Critics have pointed to the fact that within Plath’s marriage to fellow poet Ted Hughes, many other writers and visitors to their home were unaware that Plath also wrote poetry. She often acted as editor and secretary for his work, and made many compromises in their early marriage, deferring to his own work. Within her later poems in Ariel, however, we see a more confident and empowered version of womanhood, later identified as a unique version of female power.
Some critics have sought to exclude the third voice from their discussions as she is perhaps not conceived as a ‘mother’ in the traditional sense. She gives up her child, seen by some as abandonment, but this denies the complex experience of this voice in the play. Early references to her as ‘the girl’, for example, points to Plath’s possible intention to draw attention to the youthfulness of the woman. The play’s language also conveys to the attentive reader the sadness of this voice; she does not walk away from her daughter easily.
‘I am a wound walking out of hospital….
I leave my health behind. I leave someone
Who would adhere to me.’
Returning to her college life, meanwhile, she wonders “What is it I miss?” and expresses bitterness against both society and the male doctors in the ward. Further, the first and third voices are juxtaposed as the new mother of the first responds to her son’s birth “I am ready”, whilst the third responds bitterly “I wasn’t ready”, both in reaction to the violent act which ended in her pregnancy and the delivery of her daughter.
Plath’s play illuminates the complex ideas surrounding motherhood and childbirth, as well as the ambiguity of experience of the mother/child relationship, and the dominance of the institution of the maternity ward.
Interestingly, Plath’s play reminded me of a short contemporary novel I read a couple of years ago, Eleven Hours by Pamela Erens. Within it, a woman attends a maternity unit in labour, and is attended by her midwife, herself desperate to have a child with her husband and having suffered several miscarriages.
The book weaves these two disparate women’s narratives during the eleven hour labour of Lore, who has attended the hospital alone. It is revealed through her narration that her partner chose to be with another woman, leaving her alone and isolated in childbirth. She is not weak in this position, however, and is fiercely independent in her ideas around both birth and single motherhood. She is making the choices and is in control, as far as anyone in labour can be.
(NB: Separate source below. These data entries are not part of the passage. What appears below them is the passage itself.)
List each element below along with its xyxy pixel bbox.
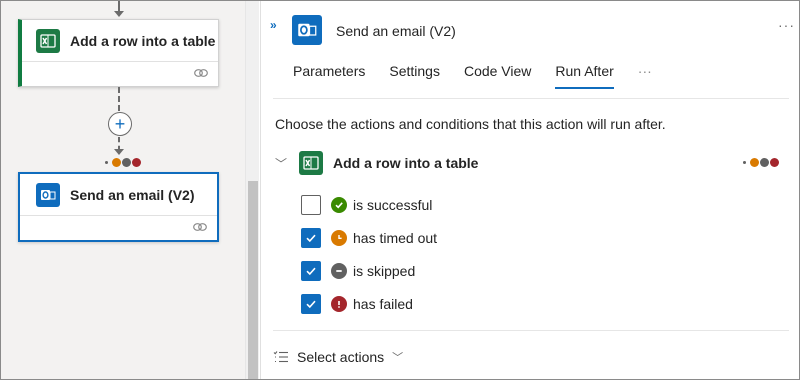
canvas-scrollbar[interactable]: [245, 1, 259, 379]
status-label: is successful: [353, 196, 433, 213]
outlook-icon: [292, 15, 322, 45]
error-icon: [331, 295, 347, 312]
status-list: is successful has timed out is skipped h…: [301, 188, 437, 320]
checkmark-icon: [306, 300, 316, 308]
arrow-down-icon: [114, 11, 124, 17]
tab-code-view[interactable]: Code View: [452, 59, 543, 89]
checklist-icon: [273, 351, 288, 363]
checkbox[interactable]: [301, 293, 321, 314]
failed-dot: [770, 158, 779, 167]
collapse-panel-button[interactable]: »: [270, 18, 277, 32]
arrow-down-icon: [114, 149, 124, 155]
checkmark-icon: [306, 267, 316, 275]
excel-icon: [299, 151, 323, 175]
timeout-dot: [750, 158, 759, 167]
details-panel: » Send an email (V2) ··· Parameters Sett…: [260, 1, 799, 379]
panel-title: Send an email (V2): [336, 23, 456, 39]
status-label: has timed out: [353, 229, 438, 246]
outlook-icon: [36, 182, 60, 207]
link-icon: [194, 69, 208, 77]
excel-action-card[interactable]: Add a row into a table: [18, 19, 219, 87]
tab-bar: Parameters Settings Code View Run After …: [281, 59, 664, 89]
run-after-indicator: [105, 158, 141, 167]
more-options-button[interactable]: ···: [778, 17, 795, 33]
skipped-dot: [122, 158, 131, 167]
tab-settings[interactable]: Settings: [377, 59, 452, 89]
status-option-successful[interactable]: is successful: [301, 188, 437, 221]
link-icon: [193, 223, 207, 231]
checkmark-icon: [306, 234, 316, 242]
run-after-indicator: [743, 158, 779, 167]
tab-parameters[interactable]: Parameters: [281, 59, 377, 89]
chevron-down-icon: ﹀: [392, 352, 404, 364]
group-title: Add a row into a table: [333, 155, 479, 171]
divider: [273, 98, 789, 99]
card-title: Add a row into a table: [70, 32, 216, 49]
insert-step-button[interactable]: +: [108, 112, 132, 136]
select-actions-dropdown[interactable]: Select actions ﹀: [273, 349, 403, 365]
checkbox[interactable]: [301, 260, 321, 281]
excel-icon: [36, 28, 60, 53]
email-action-card[interactable]: Send an email (V2): [18, 172, 219, 242]
tab-run-after[interactable]: Run After: [543, 59, 625, 89]
status-option-skipped[interactable]: is skipped: [301, 254, 437, 287]
window-frame: Add a row into a table + Send an email (…: [0, 0, 800, 380]
status-option-timed-out[interactable]: has timed out: [301, 221, 437, 254]
checkbox[interactable]: [301, 194, 321, 215]
clock-icon: [331, 229, 347, 246]
run-after-description: Choose the actions and conditions that t…: [275, 116, 666, 132]
checkbox[interactable]: [301, 227, 321, 248]
chevron-down-icon[interactable]: ﹀: [275, 155, 291, 172]
designer-canvas: Add a row into a table + Send an email (…: [1, 1, 259, 379]
skipped-dot: [760, 158, 769, 167]
scrollbar-thumb[interactable]: [248, 181, 258, 379]
tabs-overflow-button[interactable]: ···: [626, 59, 664, 89]
timeout-dot: [112, 158, 121, 167]
divider: [273, 330, 789, 331]
run-after-group-header[interactable]: ﹀ Add a row into a table: [275, 149, 785, 177]
status-option-failed[interactable]: has failed: [301, 287, 437, 320]
skip-minus-icon: [331, 262, 347, 279]
card-title: Send an email (V2): [70, 186, 195, 203]
status-label: is skipped: [353, 262, 416, 279]
success-dot: [105, 161, 108, 164]
dashed-connector: [118, 87, 120, 111]
status-label: has failed: [353, 295, 413, 312]
failed-dot: [132, 158, 141, 167]
select-actions-label: Select actions: [297, 349, 385, 365]
plus-icon: +: [114, 114, 126, 134]
checkmark-circle-icon: [331, 196, 347, 213]
success-dot: [743, 161, 746, 164]
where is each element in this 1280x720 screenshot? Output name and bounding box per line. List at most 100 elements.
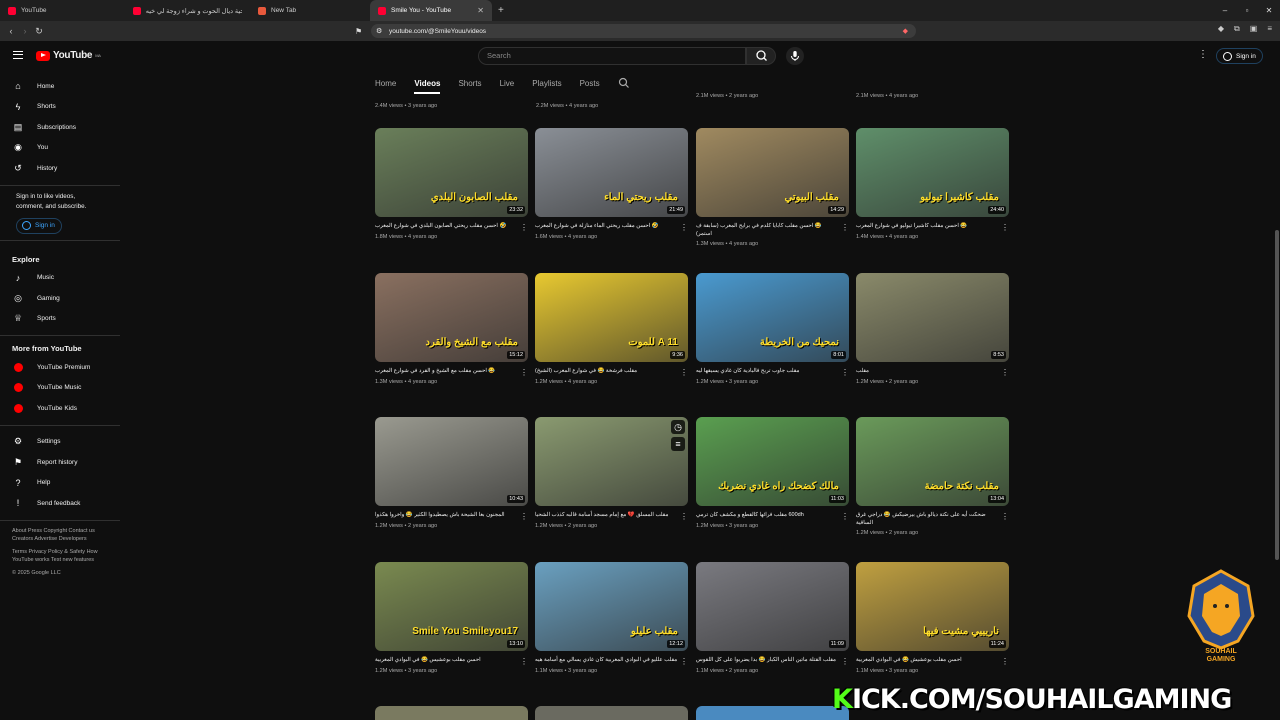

Franckline, meanwhile, tries to break through Lore’s hard exterior to the vulnerability inside, whilst relaying her own story of leaving Haiti after a terrible trauma and making a life in the US with her husband. She feels a failure at her inability to produce a healthy, living child, despite their happy marriage and her husband’s support. Both women have to face down their past traumas in order to move into the next phase of their lives.
Whilst this story reflects a more modern concept of motherhood and miscarriage, I saw similarities in the juxtaposition of the two women’s stories in Eleven Hours to Plath’s three women of her play.
Both the women in Erens’ novel - as with Plath’s three narrators - feel they are weighed down by the expectations of their sex, and therefore experience the pain and discomfort of their ideas around mothering and fertility. I think this shows that the relevance of Plath’s ideas are still prevalent within a society that both idealises, yet often disregards, the exceptional and differing experiences of women and mothering.